Seule résistance, la cour des Condé à Chantilly. Tout l’objet du livre de K.B., reconstituer la nébuleuse des « serviteurs », d’artistes,…, avec comme ambition d’éclairer la fonction du patronage aristocratique au XVIIe siècle.

Chantilly : un pôle artistique indépendant
Rayonnement sous le Grand Condé, 2e moitié du XVIIe siècle [retour en grâce en 1659].
Programme d’embellissement du château à partir de 1660 : réaménagement du jardins et percement des bassins ; construction d’une Orangerie à partir de 1683 (luxe indispensable pour tout château) ; adjonction d’une ménagerie, là aussi dans le parfait goût du temps ; puis afin, à partir des années 1690 et suivante, transformation extérieure et intérieure du château.
Recours aux artistes officiels du roi, donc véritable concurrence : Le Nôtre pour les jardins ; Jules Hardouin-Mansart pour l’orangerie.
Fonction d’éblouissement : lieu de réceptions et de fêtes, dès les années 1670. Banquets, comédie, accueil d’hôtes de marque. Et à chaque fois, cadre du château qui est lui-même une œuvre d’art et mobilisation d’artistes (musique et littérature).
But de la protection des artistes : chanter la gloire des propriétaires des lieux. Auteurs littéraires pour rédiger des poèmes glorieux ou des histoires, hommes d’Eglise pour les éloges funèbres ; collection de portraits pour mettre en valeur le chef de famille et les siens (peintres de Louis II, Henri et Charles Beaubrun, embauchés dès 1669, et déjà connus comme principaux portraitistes de la place parisienne). Henri-Jules, sur le modèle de Versailles, décida en ce sens d’un programme iconographique complet sur les triomphes militaires de son père pour la décoration de la Grande Galerie de Chantilly [peintre : Sauveur Le Comte, élève de Van der Meulen, qui peignit les 11 tableaux commandés à cette fin entre 1686 et 1694]. Ou dans le même esprit, la statue d’Antoine Coysevox, en marbre blanc, du prince Louis II, installée en 1690 au milieu des parterres de Le Nôtre.
Enfin, dernière grande protection : le théâtre et la protection des auteurs dramatiques. Soutien à Molière lors de la querelle de Tartuffe. Entretien d’une troupe de comédiens à partir de 1677, alors que dans Paris, le pouvoir royal conduisait une réduction du nombre de troupes, réduites à 4 en 1673.
Pour conclure : Chantilly fut plus toutefois qu’une simple copie de la mise en valeur de l’image du prince proposée par le roi. Le goût du prince, la sélection des artistes, les choix esthétiques en ont fait plus qu’un lieu du discours princier, mais bien un lieu de référence pour le bon goût et les choix esthétiques. Mise en place du prince lettrés qui accompagne le prince guerrier (les 2 caractéristiques du Louis II), dans un héritage assumé du condottière italien de la Renaissance (Montefeltre et Este par exemple).

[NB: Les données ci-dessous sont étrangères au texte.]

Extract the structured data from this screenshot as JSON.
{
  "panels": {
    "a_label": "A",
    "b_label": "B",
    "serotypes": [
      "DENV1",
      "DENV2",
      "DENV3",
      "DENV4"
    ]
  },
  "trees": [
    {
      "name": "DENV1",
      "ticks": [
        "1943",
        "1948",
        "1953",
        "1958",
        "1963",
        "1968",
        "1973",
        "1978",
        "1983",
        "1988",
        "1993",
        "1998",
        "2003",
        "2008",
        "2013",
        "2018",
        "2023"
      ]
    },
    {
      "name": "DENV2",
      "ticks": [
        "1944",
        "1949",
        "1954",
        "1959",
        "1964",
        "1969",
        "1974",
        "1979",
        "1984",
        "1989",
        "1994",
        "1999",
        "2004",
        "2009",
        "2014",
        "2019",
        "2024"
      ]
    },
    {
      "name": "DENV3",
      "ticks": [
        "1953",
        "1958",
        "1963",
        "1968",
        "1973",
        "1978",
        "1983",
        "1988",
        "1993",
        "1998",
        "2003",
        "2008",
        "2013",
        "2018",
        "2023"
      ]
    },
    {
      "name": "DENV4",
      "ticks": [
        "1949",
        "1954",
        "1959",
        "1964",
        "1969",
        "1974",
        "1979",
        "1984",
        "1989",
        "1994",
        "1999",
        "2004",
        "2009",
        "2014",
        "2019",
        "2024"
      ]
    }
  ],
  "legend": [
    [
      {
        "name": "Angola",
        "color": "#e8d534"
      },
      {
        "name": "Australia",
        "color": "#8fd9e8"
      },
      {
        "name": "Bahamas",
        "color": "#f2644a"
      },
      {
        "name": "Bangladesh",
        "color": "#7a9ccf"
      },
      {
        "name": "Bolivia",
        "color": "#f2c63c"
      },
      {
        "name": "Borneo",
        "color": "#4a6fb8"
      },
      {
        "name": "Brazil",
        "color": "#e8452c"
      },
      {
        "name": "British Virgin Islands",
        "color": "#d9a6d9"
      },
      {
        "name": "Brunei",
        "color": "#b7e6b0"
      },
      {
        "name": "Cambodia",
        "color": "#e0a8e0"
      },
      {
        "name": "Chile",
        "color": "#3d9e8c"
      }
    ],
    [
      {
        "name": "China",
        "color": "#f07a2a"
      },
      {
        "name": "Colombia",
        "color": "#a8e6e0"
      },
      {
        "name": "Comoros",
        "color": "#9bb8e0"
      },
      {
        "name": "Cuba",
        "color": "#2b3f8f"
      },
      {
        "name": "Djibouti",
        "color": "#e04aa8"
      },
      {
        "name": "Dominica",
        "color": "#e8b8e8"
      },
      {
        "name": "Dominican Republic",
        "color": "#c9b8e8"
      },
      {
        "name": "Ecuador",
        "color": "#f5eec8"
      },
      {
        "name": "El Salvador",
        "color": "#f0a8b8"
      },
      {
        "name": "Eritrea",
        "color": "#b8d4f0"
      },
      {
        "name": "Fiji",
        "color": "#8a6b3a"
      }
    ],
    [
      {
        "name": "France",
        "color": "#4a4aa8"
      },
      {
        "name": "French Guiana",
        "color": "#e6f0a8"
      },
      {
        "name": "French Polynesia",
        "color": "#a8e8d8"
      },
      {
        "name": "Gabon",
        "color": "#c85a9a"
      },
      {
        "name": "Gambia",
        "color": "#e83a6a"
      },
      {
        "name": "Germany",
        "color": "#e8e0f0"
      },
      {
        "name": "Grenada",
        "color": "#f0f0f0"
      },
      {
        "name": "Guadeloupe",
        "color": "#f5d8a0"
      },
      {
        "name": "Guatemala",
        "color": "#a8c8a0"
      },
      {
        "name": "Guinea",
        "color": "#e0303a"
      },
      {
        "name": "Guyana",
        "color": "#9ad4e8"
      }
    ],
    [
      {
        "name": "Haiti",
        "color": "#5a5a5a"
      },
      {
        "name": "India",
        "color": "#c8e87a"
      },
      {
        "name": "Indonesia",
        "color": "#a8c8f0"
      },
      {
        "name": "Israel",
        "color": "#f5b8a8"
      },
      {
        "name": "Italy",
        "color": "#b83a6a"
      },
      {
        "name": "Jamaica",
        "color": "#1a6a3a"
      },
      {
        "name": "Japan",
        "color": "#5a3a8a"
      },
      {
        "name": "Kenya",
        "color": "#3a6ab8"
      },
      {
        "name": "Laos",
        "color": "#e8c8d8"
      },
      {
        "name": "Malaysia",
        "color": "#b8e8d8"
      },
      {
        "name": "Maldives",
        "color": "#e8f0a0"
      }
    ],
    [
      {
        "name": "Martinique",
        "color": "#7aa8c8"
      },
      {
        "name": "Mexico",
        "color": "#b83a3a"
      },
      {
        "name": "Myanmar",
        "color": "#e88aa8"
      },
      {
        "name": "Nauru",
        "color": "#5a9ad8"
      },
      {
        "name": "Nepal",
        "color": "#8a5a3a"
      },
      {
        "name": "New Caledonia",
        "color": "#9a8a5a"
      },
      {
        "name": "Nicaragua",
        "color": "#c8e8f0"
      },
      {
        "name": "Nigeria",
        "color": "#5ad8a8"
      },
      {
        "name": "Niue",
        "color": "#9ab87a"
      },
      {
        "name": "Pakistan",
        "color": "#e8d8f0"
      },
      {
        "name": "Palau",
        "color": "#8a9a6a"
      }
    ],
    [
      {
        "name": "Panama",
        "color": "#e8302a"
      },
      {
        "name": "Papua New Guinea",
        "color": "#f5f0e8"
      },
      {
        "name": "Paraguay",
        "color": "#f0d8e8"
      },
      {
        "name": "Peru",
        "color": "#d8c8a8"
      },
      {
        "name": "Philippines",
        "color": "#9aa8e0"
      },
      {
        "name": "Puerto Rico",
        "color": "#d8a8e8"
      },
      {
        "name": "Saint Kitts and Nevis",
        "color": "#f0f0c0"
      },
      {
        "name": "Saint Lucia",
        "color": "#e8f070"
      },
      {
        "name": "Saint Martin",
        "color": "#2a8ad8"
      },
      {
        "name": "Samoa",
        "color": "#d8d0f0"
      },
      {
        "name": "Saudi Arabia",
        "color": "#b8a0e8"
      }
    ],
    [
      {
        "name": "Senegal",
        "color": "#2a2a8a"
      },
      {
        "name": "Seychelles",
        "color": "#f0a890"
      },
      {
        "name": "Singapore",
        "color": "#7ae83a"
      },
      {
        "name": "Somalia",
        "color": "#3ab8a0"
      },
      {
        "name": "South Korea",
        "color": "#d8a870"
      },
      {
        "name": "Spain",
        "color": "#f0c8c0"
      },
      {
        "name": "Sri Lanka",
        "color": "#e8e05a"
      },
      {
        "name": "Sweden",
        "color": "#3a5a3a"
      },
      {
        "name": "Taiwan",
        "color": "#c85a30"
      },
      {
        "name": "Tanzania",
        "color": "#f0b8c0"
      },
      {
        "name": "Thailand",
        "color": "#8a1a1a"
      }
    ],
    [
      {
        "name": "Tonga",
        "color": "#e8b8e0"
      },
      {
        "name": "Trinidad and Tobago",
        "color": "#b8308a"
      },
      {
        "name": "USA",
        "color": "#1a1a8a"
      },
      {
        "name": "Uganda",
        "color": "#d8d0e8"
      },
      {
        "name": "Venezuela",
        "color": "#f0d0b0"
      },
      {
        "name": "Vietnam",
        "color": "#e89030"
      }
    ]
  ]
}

L’étatisation de la protection princière

Il s'agit donc d'un dispositif tripartite (décision, exécution, diffusion) qui Gérard Sabatier qualifie d'institution iconique du prince. La France en est le principal modèle, mais nous verrons qu’il n’est pas le seul.

La décision de la mise en image du prince

Tout d'abord il y a le NIVEAU DECISIONNEL, là où naissent les projets.

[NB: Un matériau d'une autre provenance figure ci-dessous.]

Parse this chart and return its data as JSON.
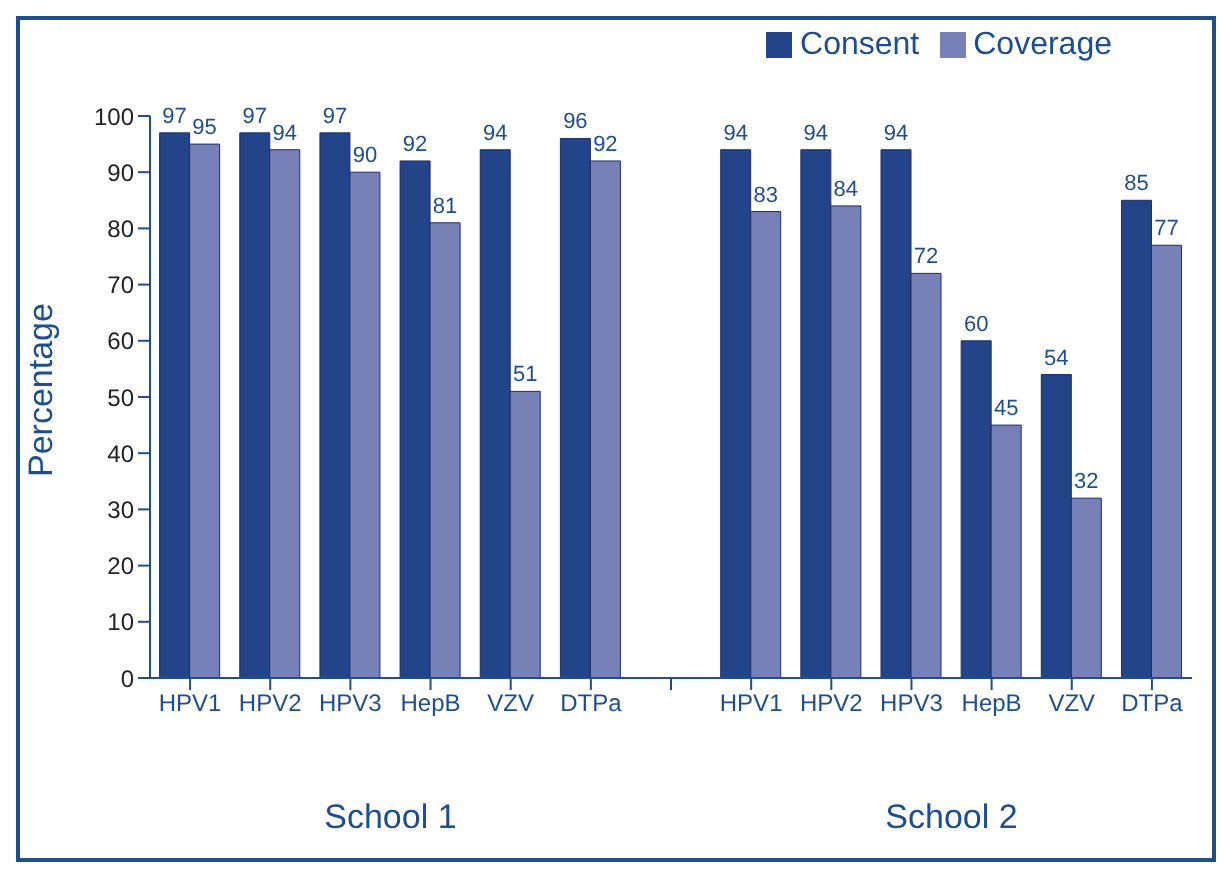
{
  "chart_data": {
    "type": "bar",
    "ylabel": "Percentage",
    "categories": [
      "HPV1",
      "HPV2",
      "HPV3",
      "HepB",
      "VZV",
      "DTPa",
      null,
      "HPV1",
      "HPV2",
      "HPV3",
      "HepB",
      "VZV",
      "DTPa"
    ],
    "series": [
      {
        "name": "Consent",
        "color": "#24448a",
        "values": [
          97,
          97,
          97,
          92,
          94,
          96,
          null,
          94,
          94,
          94,
          60,
          54,
          85
        ]
      },
      {
        "name": "Coverage",
        "color": "#7880b8",
        "values": [
          95,
          94,
          90,
          81,
          51,
          92,
          null,
          83,
          84,
          72,
          45,
          32,
          77
        ]
      }
    ],
    "ylim": [
      0,
      100
    ],
    "yticks": [
      0,
      10,
      20,
      30,
      40,
      50,
      60,
      70,
      80,
      90,
      100
    ],
    "legend": "top right",
    "data_labels": true,
    "annotations": [
      "School 1",
      "School 2"
    ]
  }
}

Une nébuleuse artistique autour du Prince : le cas de Louis XIV.

Louis XIV

Colbert Lully


Jean Chapelain Charles Le Brun Charles Perrault


Colbert
Charge des bâtiments du roi qui lui donne pouvoir sur la politique artistique.

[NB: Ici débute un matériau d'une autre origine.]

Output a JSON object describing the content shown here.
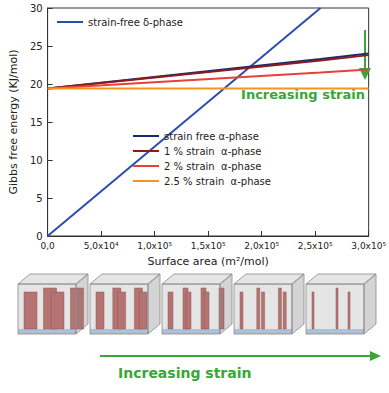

Jean Chapelain [1595-1674]
Fils d’un notaire du Châtelet : notabilité, mais sans appartenir à une véritable élite.
Commence une carrière de précepteur.
Se fait connaître pour ses traductions puis par ses critiques.
Bénéfice de protection : par le duc de Longueville pour lequel il écrit un très long poème épique, Le Pucelle, dans lequel il retrace la vie de Jeanne d’Arc et ses compagnons. Autre protection : Richelieu : se place au service du cardinal en 1633 en publiant une Ode à Monseigneur le cardinal de Richelieu. Ceci lui vaut d’être parmi les membres fondateurs de l’Académie française.
Intervient comme un modérateur dans la querelle du Cid, se présentant comme un défenseur des normes (Lettre sur la règle des vingt quatre heures, 1630). Relativement moqué pour son classicisme normatif.
A partir de 1660, conseiller de Colbert et de Louis XIV pour la protection des auteurs littéraires.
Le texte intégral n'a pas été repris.